Industry providers are looking at these types of use cases and seeing significant opportunity for creating new revenue streams. There is currently a lot of discussion about what type of hardware and software will dominate in SDN. Cisco is betting that it has the answer with ACI. The company also has a solid list of application ISVs, and, in some cases, even competitors are partnering to develop on its open platform.

It is also possible we will see solutions based on proprietary networking software running on commodity hardware. But other network providers won't bow out of this market quietly. Regardless of the market leaders, SDN will have a dramatic impact on enterprise networking, not because it's the latest trend, but because it is, well, revolutionary.


Practical SDN

Mark, thanks for the great column. I agree that SDN offers a huge amount of potential. But it seems like such a complex undertaking, especially for companies that are looking at open standards. Do you think this will push companies to outsource their network and data center operations either to a vendor like Cisco or a partner that specializes in this area?

SDN adoption

These are interesting use case scenarios, but as Sue notes, SDN is a complex undertaking. For the networking profession, this poses both a challenge and an opportunity.

Re: SDN adoption

Susan and Marcia,

There is a lot of potential complexity. Some will elect to engage a managed service offering, others will seek the support of professional services organizations to get them started and help them understand the fundamentals.  Others will develop their own in house staff and skills.

This will depend on a number of factors early on, time to market and speed to implement, the missoin of the organization and their appetite for the learning curve associated with the project(s).

As Marcia pointed out this is both a challenge and opportunity depending on the organization that you are working with.

ADN is already solving real world problems

Great article. 

The issue with the tradition hardware vendor driven SDN is that there are no standards and probably will not have standards for some time as different vendors have greatly varying interests in SDNs outcome.  Cisco is on the right path with ACI, but is obviously going its own way versus participating productively with SDN.

But the underlying premise of SDN is enabling a managed virtualized network infrastructure that can operate independently of vendor specific hardware.  SDN is also mainly focused on the data center where huge equipment investments are made.  This will evolve over time as you say, but it does not address how networks access the data center to take advantage of SDN in the first place.
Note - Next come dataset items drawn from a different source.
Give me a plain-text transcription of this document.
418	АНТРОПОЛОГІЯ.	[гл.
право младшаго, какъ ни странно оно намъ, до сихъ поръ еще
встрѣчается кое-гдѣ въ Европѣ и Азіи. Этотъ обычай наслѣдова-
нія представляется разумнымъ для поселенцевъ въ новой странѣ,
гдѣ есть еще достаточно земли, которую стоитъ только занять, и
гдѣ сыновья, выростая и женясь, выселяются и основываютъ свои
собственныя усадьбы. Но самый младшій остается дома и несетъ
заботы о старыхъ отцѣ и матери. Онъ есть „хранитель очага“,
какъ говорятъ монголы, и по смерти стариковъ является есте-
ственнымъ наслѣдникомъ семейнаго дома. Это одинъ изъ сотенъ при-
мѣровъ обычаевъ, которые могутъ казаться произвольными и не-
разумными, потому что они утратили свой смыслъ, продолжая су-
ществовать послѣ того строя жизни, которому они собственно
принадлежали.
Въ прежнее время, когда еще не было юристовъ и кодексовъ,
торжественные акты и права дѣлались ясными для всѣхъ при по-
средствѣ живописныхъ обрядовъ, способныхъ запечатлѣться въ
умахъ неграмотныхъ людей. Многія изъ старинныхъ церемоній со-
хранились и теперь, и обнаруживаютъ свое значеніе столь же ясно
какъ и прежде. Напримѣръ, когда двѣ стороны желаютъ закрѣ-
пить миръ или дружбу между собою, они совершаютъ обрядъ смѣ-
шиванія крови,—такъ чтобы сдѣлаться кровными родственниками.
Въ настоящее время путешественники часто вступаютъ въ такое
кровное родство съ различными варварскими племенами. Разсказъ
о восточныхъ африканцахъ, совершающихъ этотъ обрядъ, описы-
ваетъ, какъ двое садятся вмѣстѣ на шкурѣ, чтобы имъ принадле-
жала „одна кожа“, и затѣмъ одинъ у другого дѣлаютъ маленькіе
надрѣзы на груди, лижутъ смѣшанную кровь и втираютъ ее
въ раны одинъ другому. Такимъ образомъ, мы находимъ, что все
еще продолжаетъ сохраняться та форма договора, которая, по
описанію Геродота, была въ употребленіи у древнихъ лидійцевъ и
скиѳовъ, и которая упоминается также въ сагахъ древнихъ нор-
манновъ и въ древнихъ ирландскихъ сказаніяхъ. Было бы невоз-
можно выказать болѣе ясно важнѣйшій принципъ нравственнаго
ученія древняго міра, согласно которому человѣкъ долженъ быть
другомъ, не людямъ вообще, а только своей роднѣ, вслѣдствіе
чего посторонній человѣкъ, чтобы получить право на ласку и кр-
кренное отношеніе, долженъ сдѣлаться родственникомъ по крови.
Application Defined Networks (ADNs) are dedicated virtualized networks for the enterprise WAN and are in use and solving real world problems today.  ADN networks are in use or being adopted by many of the largest global enterprises such as Shell, Little Ceasers and Exxon Mobil.  ADN has been in operation for a couple of years and the largest vendors already have tens of thousands of sites deployed.

ADNs shift the traditional enterprise network from the limiting site-to-site model to an application-to-applications networking model.  This allows each app to be placed into its own unique virtual network and traverse an optimized path between the application enabler and the application gateway/data center.  ADNs connect securely to cloud services, corporate offices, data centers, and partner networks.  ADNs compartmentalize apps from one another, eliminating shared routing elements that are the source of security breach advancements.  In fact, ADN allows localized Internet access for Wi-Fi, mobile payment, and BYOD networks to be enabled in a compartmentalized manner from all other traffic.  That is a real world need.

While SDN evolves, ADN is thriving. 



Re: ADN is already solving real world problems

Great comments and observations, thanks for contributing to the conversation.